Last month, Matt Warman, MP for Skegness and Boston, hosted a meeting between the Environment Agency (EA) and local councillors when they discussed the construction of an artificial sett in order to relocate the badgers.
However, Coun Chris Pain, of Lincolnshire County Council, believes this is not enough.
“There is money in the local precept to desilt the river,” said Coun Pain. “Near the brewery it is so bad ducks are walking on water. If there had been a tidal surge on Wednesday in addition to the rain the town would have flooded.”
Mayor Anton Willerton said the parish council had received many complaints about the amount of silt in the river.
He said: “Local anglers used to have eight or nine feet to fish in but now it’s down to three or four feet or less. I have heard people say in places it’s so bad the ducks appear to be walking on water.
“The EA have told us desilting the river is not a priority because of the number of houses. But it doesn’t matter whether it’s one or 1,000 houses - it’s a problem. I don’t understand how badgers can take more of a priority than humans.”

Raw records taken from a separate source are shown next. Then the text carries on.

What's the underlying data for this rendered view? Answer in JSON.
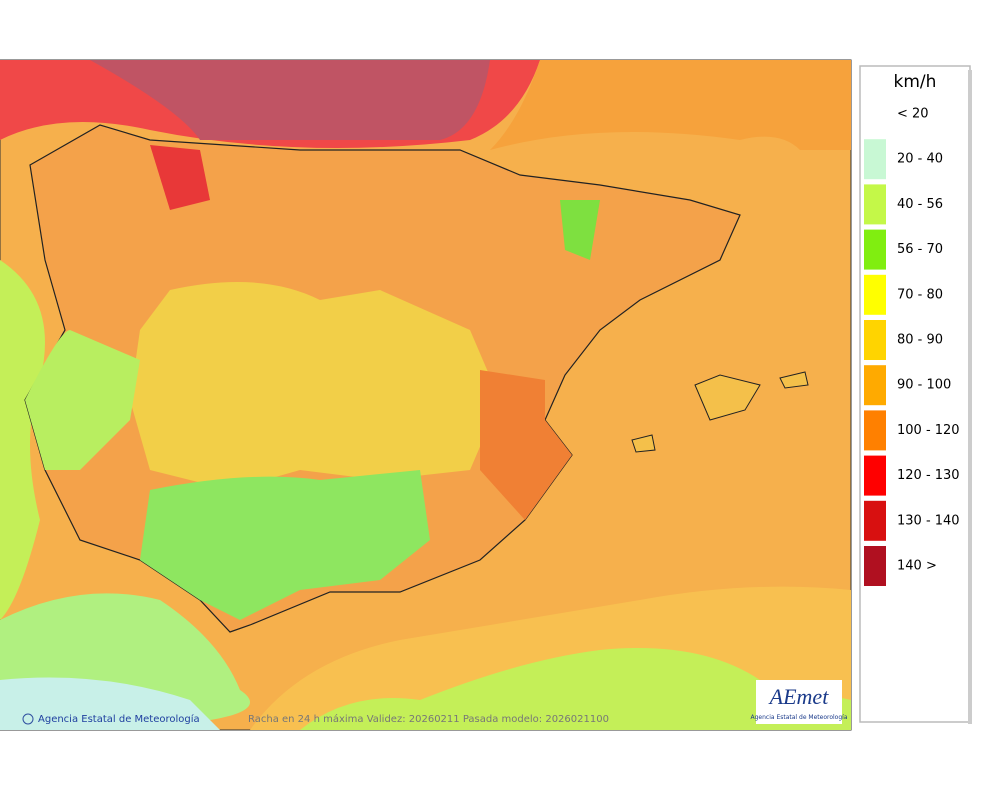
{
  "legend": {
    "unit": "km/h",
    "items": [
      {
        "label": "< 20",
        "color": "#ffffff"
      },
      {
        "label": "20 - 40",
        "color": "#c8f8d4"
      },
      {
        "label": "40 - 56",
        "color": "#c4f848"
      },
      {
        "label": "56 - 70",
        "color": "#80ee10"
      },
      {
        "label": "70 - 80",
        "color": "#ffff00"
      },
      {
        "label": "80 - 90",
        "color": "#ffd400"
      },
      {
        "label": "90 - 100",
        "color": "#ffaa00"
      },
      {
        "label": "100 - 120",
        "color": "#ff8000"
      },
      {
        "label": "120 - 130",
        "color": "#ff0000"
      },
      {
        "label": "130 - 140",
        "color": "#d81010"
      },
      {
        "label": "140 >",
        "color": "#b01020"
      }
    ]
  },
  "footer": {
    "credit": "Agencia Estatal de Meteorología",
    "caption": "Racha en 24 h máxima  Validez: 20260211 Pasada modelo: 2026021100"
  },
  "logo": {
    "text": "AEmet",
    "subtitle": "Agencia Estatal de Meteorología"
  }
}
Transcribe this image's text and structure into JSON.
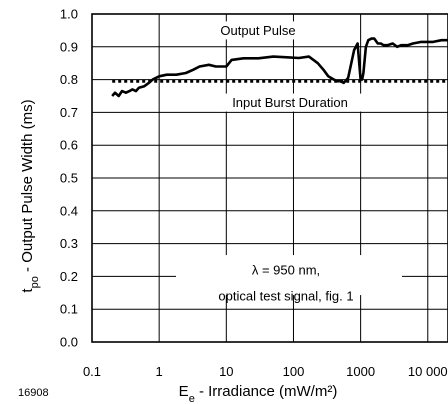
{
  "chart_data": {
    "type": "line",
    "xscale": "log",
    "xlim": [
      0.1,
      20000
    ],
    "ylim": [
      0.0,
      1.0
    ],
    "grid": true,
    "x_ticks": [
      0.1,
      1,
      10,
      100,
      1000,
      10000
    ],
    "x_tick_labels": [
      "0.1",
      "1",
      "10",
      "100",
      "1000",
      "10 000"
    ],
    "y_ticks": [
      0.0,
      0.1,
      0.2,
      0.3,
      0.4,
      0.5,
      0.6,
      0.7,
      0.8,
      0.9,
      1.0
    ],
    "y_tick_labels": [
      "0.0",
      "0.1",
      "0.2",
      "0.3",
      "0.4",
      "0.5",
      "0.6",
      "0.7",
      "0.8",
      "0.9",
      "1.0"
    ],
    "ylabel_main": "t",
    "ylabel_sub": "po",
    "ylabel_rest": " - Output Pulse Width (ms)",
    "xlabel_main": "E",
    "xlabel_sub": "e",
    "xlabel_rest": " - Irradiance (mW/m²)",
    "series": [
      {
        "name": "Output Pulse",
        "style": "solid",
        "x": [
          0.2,
          0.22,
          0.25,
          0.28,
          0.32,
          0.36,
          0.4,
          0.45,
          0.5,
          0.6,
          0.7,
          0.8,
          1.0,
          1.3,
          1.8,
          2.5,
          3.2,
          4.0,
          5.5,
          7.0,
          10,
          12,
          18,
          30,
          50,
          80,
          120,
          170,
          230,
          280,
          330,
          400,
          450,
          500,
          560,
          650,
          800,
          900,
          1000,
          1050,
          1100,
          1200,
          1300,
          1450,
          1600,
          1800,
          2000,
          2200,
          2500,
          3000,
          3500,
          4000,
          5000,
          6000,
          8000,
          10000,
          12000,
          16000,
          20000
        ],
        "y": [
          0.75,
          0.76,
          0.75,
          0.765,
          0.76,
          0.765,
          0.77,
          0.765,
          0.775,
          0.78,
          0.79,
          0.8,
          0.81,
          0.815,
          0.815,
          0.82,
          0.83,
          0.84,
          0.845,
          0.84,
          0.84,
          0.86,
          0.865,
          0.865,
          0.87,
          0.868,
          0.866,
          0.87,
          0.85,
          0.83,
          0.81,
          0.8,
          0.795,
          0.795,
          0.79,
          0.805,
          0.89,
          0.91,
          0.8,
          0.8,
          0.82,
          0.9,
          0.92,
          0.925,
          0.925,
          0.91,
          0.91,
          0.905,
          0.905,
          0.91,
          0.9,
          0.905,
          0.905,
          0.91,
          0.915,
          0.915,
          0.915,
          0.92,
          0.92
        ]
      },
      {
        "name": "Input Burst Duration",
        "style": "dotted",
        "x": [
          0.2,
          20000
        ],
        "y": [
          0.795,
          0.795
        ]
      }
    ],
    "annotations": {
      "output_pulse": "Output Pulse",
      "input_burst": "Input Burst Duration",
      "test_line1": "λ = 950 nm,",
      "test_line2": "optical test signal, fig. 1"
    },
    "figure_number": "16908"
  }
}
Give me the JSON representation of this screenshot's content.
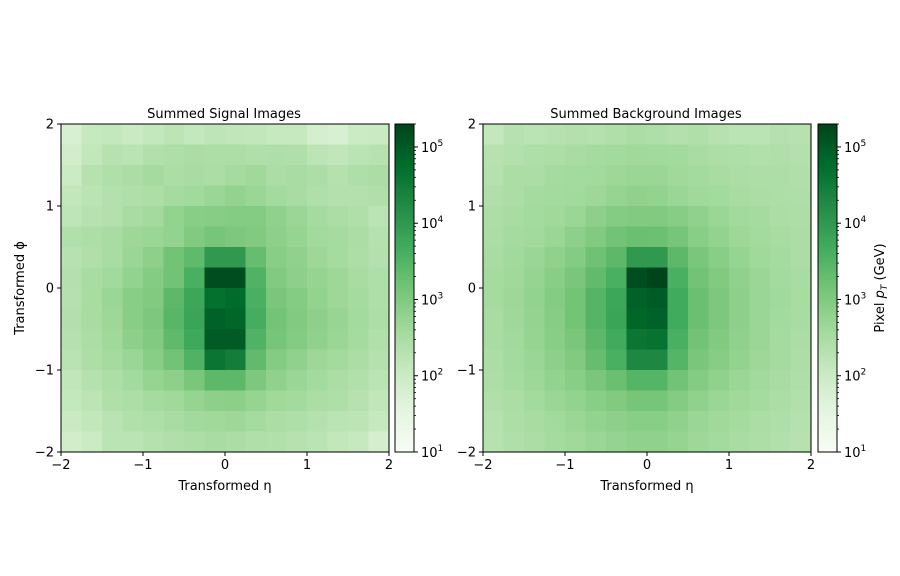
{
  "colors": {
    "cmap": [
      "#f7fcf5",
      "#e5f5e0",
      "#c7e9c0",
      "#a1d99b",
      "#74c476",
      "#41ab5d",
      "#238b45",
      "#006d2c",
      "#00441b"
    ],
    "axis": "#000000",
    "background": "#ffffff"
  },
  "chart_data": [
    {
      "type": "heatmap",
      "title": "Summed Signal Images",
      "xlabel": "Transformed η",
      "ylabel": "Transformed ϕ",
      "xlim": [
        -2,
        2
      ],
      "ylim": [
        -2,
        2
      ],
      "xticks": [
        "−2",
        "−1",
        "0",
        "1",
        "2"
      ],
      "yticks": [
        "−2",
        "−1",
        "0",
        "1",
        "2"
      ],
      "xtick_values": [
        -2,
        -1,
        0,
        1,
        2
      ],
      "ytick_values": [
        -2,
        -1,
        0,
        1,
        2
      ],
      "grid": false,
      "colorscale": {
        "type": "log",
        "min": 10,
        "max": 200000,
        "cmap": "Greens"
      },
      "colorbar_ticks": [
        {
          "value": 10,
          "base": "10",
          "exp": "1"
        },
        {
          "value": 100,
          "base": "10",
          "exp": "2"
        },
        {
          "value": 1000,
          "base": "10",
          "exp": "3"
        },
        {
          "value": 10000,
          "base": "10",
          "exp": "4"
        },
        {
          "value": 100000,
          "base": "10",
          "exp": "5"
        }
      ],
      "colorbar_label": "",
      "z_order": "rows from top (ϕ = +2) to bottom (ϕ = −2), columns from η = −2 to η = +2",
      "z": [
        [
          60,
          120,
          130,
          110,
          130,
          170,
          130,
          160,
          150,
          140,
          120,
          120,
          70,
          60,
          100,
          110
        ],
        [
          80,
          140,
          200,
          180,
          240,
          260,
          300,
          280,
          280,
          250,
          260,
          250,
          170,
          150,
          180,
          200
        ],
        [
          100,
          200,
          250,
          300,
          350,
          300,
          320,
          300,
          350,
          420,
          300,
          320,
          270,
          220,
          260,
          300
        ],
        [
          140,
          180,
          230,
          250,
          280,
          350,
          400,
          500,
          600,
          500,
          380,
          320,
          250,
          230,
          230,
          250
        ],
        [
          160,
          200,
          230,
          320,
          370,
          600,
          800,
          850,
          900,
          900,
          650,
          480,
          350,
          300,
          250,
          180
        ],
        [
          240,
          280,
          320,
          450,
          500,
          600,
          1000,
          1300,
          1100,
          1000,
          700,
          550,
          400,
          350,
          300,
          220
        ],
        [
          200,
          250,
          320,
          500,
          700,
          1500,
          2300,
          10000,
          10000,
          2000,
          800,
          650,
          450,
          350,
          280,
          230
        ],
        [
          230,
          320,
          400,
          600,
          900,
          1500,
          4000,
          150000,
          150000,
          3500,
          1000,
          700,
          550,
          450,
          330,
          260
        ],
        [
          220,
          330,
          500,
          800,
          1000,
          2500,
          6000,
          50000,
          60000,
          4000,
          1200,
          900,
          600,
          450,
          350,
          260
        ],
        [
          240,
          330,
          450,
          800,
          1100,
          2800,
          6500,
          80000,
          70000,
          4500,
          1400,
          1000,
          700,
          520,
          380,
          280
        ],
        [
          220,
          300,
          420,
          700,
          1000,
          2300,
          5500,
          100000,
          100000,
          3500,
          1300,
          900,
          650,
          480,
          350,
          240
        ],
        [
          190,
          280,
          350,
          500,
          800,
          1500,
          3500,
          40000,
          30000,
          2200,
          900,
          650,
          450,
          370,
          300,
          220
        ],
        [
          150,
          220,
          280,
          380,
          550,
          700,
          1200,
          2500,
          2500,
          1100,
          650,
          500,
          380,
          300,
          240,
          180
        ],
        [
          130,
          170,
          250,
          280,
          350,
          420,
          550,
          700,
          750,
          550,
          420,
          380,
          300,
          260,
          200,
          150
        ],
        [
          110,
          140,
          190,
          240,
          260,
          320,
          400,
          420,
          450,
          350,
          300,
          260,
          220,
          180,
          170,
          120
        ],
        [
          80,
          100,
          180,
          180,
          220,
          250,
          280,
          320,
          300,
          250,
          240,
          200,
          180,
          140,
          120,
          70
        ]
      ]
    },
    {
      "type": "heatmap",
      "title": "Summed Background Images",
      "xlabel": "Transformed η",
      "ylabel": "",
      "xlim": [
        -2,
        2
      ],
      "ylim": [
        -2,
        2
      ],
      "xticks": [
        "−2",
        "−1",
        "0",
        "1",
        "2"
      ],
      "yticks": [
        "−2",
        "−1",
        "0",
        "1",
        "2"
      ],
      "xtick_values": [
        -2,
        -1,
        0,
        1,
        2
      ],
      "ytick_values": [
        -2,
        -1,
        0,
        1,
        2
      ],
      "grid": false,
      "colorscale": {
        "type": "log",
        "min": 10,
        "max": 200000,
        "cmap": "Greens"
      },
      "colorbar_ticks": [
        {
          "value": 10,
          "base": "10",
          "exp": "1"
        },
        {
          "value": 100,
          "base": "10",
          "exp": "2"
        },
        {
          "value": 1000,
          "base": "10",
          "exp": "3"
        },
        {
          "value": 10000,
          "base": "10",
          "exp": "4"
        },
        {
          "value": 100000,
          "base": "10",
          "exp": "5"
        }
      ],
      "colorbar_label_prefix": "Pixel ",
      "colorbar_label_var": "p",
      "colorbar_label_sub": "T",
      "colorbar_label_suffix": " (GeV)",
      "z_order": "rows from top (ϕ = +2) to bottom (ϕ = −2), columns from η = −2 to η = +2",
      "z": [
        [
          130,
          200,
          180,
          200,
          230,
          220,
          250,
          300,
          260,
          230,
          250,
          200,
          180,
          180,
          220,
          200
        ],
        [
          200,
          230,
          260,
          280,
          320,
          350,
          380,
          420,
          400,
          380,
          320,
          280,
          260,
          240,
          250,
          230
        ],
        [
          220,
          300,
          300,
          350,
          380,
          400,
          450,
          500,
          480,
          420,
          380,
          330,
          300,
          280,
          270,
          250
        ],
        [
          250,
          300,
          350,
          380,
          400,
          450,
          550,
          650,
          600,
          500,
          420,
          380,
          330,
          300,
          280,
          260
        ],
        [
          280,
          330,
          380,
          420,
          500,
          700,
          900,
          1000,
          1000,
          850,
          650,
          500,
          400,
          350,
          300,
          280
        ],
        [
          300,
          350,
          400,
          500,
          700,
          1000,
          1500,
          1800,
          1700,
          1300,
          800,
          600,
          450,
          380,
          330,
          300
        ],
        [
          320,
          400,
          500,
          650,
          900,
          1600,
          2500,
          10000,
          10000,
          2500,
          1200,
          800,
          550,
          420,
          350,
          300
        ],
        [
          350,
          420,
          550,
          800,
          1200,
          2200,
          4000,
          150000,
          200000,
          4000,
          1500,
          1000,
          650,
          480,
          380,
          320
        ],
        [
          350,
          450,
          600,
          900,
          1400,
          3000,
          6000,
          80000,
          100000,
          5000,
          1800,
          1100,
          700,
          500,
          400,
          330
        ],
        [
          330,
          430,
          580,
          850,
          1400,
          3000,
          6500,
          70000,
          80000,
          5000,
          1800,
          1100,
          700,
          500,
          380,
          320
        ],
        [
          320,
          400,
          550,
          800,
          1200,
          2500,
          5000,
          40000,
          45000,
          4000,
          1500,
          1000,
          650,
          480,
          360,
          300
        ],
        [
          300,
          380,
          500,
          700,
          1000,
          2000,
          4000,
          20000,
          20000,
          3000,
          1200,
          850,
          600,
          450,
          350,
          280
        ],
        [
          280,
          350,
          450,
          600,
          800,
          1200,
          1800,
          3000,
          3000,
          1500,
          900,
          650,
          500,
          400,
          320,
          260
        ],
        [
          250,
          300,
          380,
          480,
          600,
          800,
          1000,
          1300,
          1300,
          900,
          650,
          500,
          420,
          350,
          300,
          240
        ],
        [
          220,
          280,
          330,
          400,
          480,
          600,
          700,
          800,
          800,
          650,
          500,
          420,
          350,
          300,
          260,
          220
        ],
        [
          200,
          250,
          300,
          350,
          420,
          500,
          580,
          650,
          650,
          550,
          450,
          380,
          320,
          280,
          240,
          200
        ]
      ]
    }
  ]
}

EA area manager Mike Dugher said: “Working with the county and district councils and Lindsey Marsh Internal Drainage Board, we are investigating the best way to manage flood risk across the Steeping catchment.
“Our modelling shows that current silt levels have not significantly increased flood risk and therefore de-silting alone would not sufficiently reduce flood risk to justify the cost according to current funding rules.
“However, in parallel to our catchment-wide investigations, we’re looking at options to strengthen the southern bank of the Wainfleet relief channel to reduce flood risk and improve access for maintenance.
“As with all our flood defences, we continue to monitor the banks, carry out routine maintenance and precautionary works during times of high flow to help reduce flood risk to the local community.”